Friday, August 29, 2008

Mailbag Friday!

A friend writes,

Okay so I'm reading the book of Proverbs so there's going to be a lot of questions coming at ya buddy. Chapter 10 verse 3; can you please explain what this verse means? 'The LORD will not allow the righteous soul to famish, But He casts away the desire of the wicked.'

Say hi to the wife and kids.

Thanks Nads,

Well, obviously I am not qualified to explain what it means but note what St. John Chrysostom writes:

Have I been stripped of every thing,” one says, “and do you bid me keep silent? Have I been shamefully used, and do you exhort me to bear it meekly? And how shall I be able?” Nay, but it is most easy if thou wilt look up unto heaven; if thou wilt behold the beauty that is in sight; and whither God hath promised to receive thee, if thou bear wrong nobly. Do this then; and looking up unto the heaven, think that thou art made like unto Him that sitteth there upon the Cherubim. For He also was injured and He bore it; He was reproached and avenged not Himself; and was beaten, yet He asserted not His cause. Nay, He made return, in the contrary kind, to those who did such things, even in benefits without number; and He commanded us to be imitators of Him.

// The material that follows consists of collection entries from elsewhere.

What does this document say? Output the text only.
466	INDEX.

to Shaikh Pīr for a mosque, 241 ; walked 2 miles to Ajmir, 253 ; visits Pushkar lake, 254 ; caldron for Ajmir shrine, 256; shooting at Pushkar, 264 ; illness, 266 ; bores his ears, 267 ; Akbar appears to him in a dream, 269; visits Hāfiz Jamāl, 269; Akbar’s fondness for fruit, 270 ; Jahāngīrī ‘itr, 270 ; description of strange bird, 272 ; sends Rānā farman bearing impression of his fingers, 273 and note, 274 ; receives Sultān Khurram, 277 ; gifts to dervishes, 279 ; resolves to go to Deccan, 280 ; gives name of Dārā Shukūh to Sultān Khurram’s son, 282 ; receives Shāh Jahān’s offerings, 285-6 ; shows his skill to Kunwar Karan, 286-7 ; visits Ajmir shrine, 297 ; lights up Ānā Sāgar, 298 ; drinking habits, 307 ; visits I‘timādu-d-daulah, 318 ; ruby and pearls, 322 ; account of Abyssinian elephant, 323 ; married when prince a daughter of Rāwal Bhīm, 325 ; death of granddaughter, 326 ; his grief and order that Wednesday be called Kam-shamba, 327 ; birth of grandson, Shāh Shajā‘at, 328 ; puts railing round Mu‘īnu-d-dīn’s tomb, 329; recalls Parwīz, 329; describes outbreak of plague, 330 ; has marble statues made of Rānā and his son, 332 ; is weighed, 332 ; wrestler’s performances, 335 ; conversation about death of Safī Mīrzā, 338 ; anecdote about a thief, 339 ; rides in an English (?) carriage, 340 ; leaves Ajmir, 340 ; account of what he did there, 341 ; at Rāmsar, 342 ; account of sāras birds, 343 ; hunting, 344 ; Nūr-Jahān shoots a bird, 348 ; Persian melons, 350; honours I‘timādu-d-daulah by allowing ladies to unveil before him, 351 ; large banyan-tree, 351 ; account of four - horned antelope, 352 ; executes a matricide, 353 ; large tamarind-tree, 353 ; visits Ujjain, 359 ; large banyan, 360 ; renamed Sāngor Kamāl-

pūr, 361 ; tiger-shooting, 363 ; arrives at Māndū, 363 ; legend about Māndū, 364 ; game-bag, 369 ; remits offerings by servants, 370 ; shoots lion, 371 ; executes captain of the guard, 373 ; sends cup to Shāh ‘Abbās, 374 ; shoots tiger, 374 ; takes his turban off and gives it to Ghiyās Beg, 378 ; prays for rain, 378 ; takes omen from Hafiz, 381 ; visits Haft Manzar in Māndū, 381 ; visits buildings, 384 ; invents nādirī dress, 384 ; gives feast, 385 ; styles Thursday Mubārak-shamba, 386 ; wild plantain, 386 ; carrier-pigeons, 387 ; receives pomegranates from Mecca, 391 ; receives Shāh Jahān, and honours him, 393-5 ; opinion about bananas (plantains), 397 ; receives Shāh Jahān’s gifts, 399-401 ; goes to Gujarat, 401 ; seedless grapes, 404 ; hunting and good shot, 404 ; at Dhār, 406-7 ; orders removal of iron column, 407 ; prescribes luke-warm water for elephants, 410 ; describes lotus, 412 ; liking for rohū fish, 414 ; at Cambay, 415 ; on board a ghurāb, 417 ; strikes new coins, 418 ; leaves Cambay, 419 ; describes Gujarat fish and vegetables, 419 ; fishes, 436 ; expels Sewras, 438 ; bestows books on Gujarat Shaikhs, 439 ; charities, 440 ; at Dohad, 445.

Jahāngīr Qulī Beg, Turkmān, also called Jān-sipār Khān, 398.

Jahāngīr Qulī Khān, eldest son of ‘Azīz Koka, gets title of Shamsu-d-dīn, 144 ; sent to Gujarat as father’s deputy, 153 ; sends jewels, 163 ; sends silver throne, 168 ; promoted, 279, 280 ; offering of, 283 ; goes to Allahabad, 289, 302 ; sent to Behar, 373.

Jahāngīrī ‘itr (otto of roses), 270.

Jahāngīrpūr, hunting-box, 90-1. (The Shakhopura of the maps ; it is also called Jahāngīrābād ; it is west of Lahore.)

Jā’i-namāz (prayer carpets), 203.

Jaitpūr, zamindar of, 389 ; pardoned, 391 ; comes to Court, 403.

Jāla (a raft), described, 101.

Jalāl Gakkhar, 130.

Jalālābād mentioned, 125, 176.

Consider that thou camest naked out of thy mother’s womb, and that naked both thou and he that hath done thee wrong shall depart; rather, he for his part, with innumerable wounds, breeding worms. Consider that things present are but for a season; count over the tombs of thine ancestors; acquaint thyself accurately with past events; and thou shalt see that the wrong-doer hath made thee stronger. For his own passion he hath aggravated, his covetousness I mean; but yours, he hath alleviated…


And besides all this, he hath set you free from cares, agony, envy, informers, trouble, worry, perpetual fear; and the foul mass of evils he hath heaped upon his own head.


“What then,” saith one, “if I have to struggle with hunger?” Thou endurest this with Paul, who saith, (1 Cor. iv. 10.) “Even unto this present hour we both hunger, and thirst, and are naked.” But he did it, you will say, “for God’s sake:” do thou it also for God’s sake. For when thou abstainest from avenging, thou dost so for God’s sake.


“But he that wronged me, takes his pleasure with the wealthy.” Nay, rather with the devil. But be you crowned with Paul.


Therefore fear not hunger, for “The LORD will not allow the righteous soul to famish, but He casts away the desire of the wicked.”

There are a couple of points here:

1. Look to the righteous One, sitting upon the Cherubim, who bore many evils and bids us to follow him.

2. Consider the passing nature of this life.

3. Look closely, and see what the person may have inadvertently relieved you from and heaped upon himself.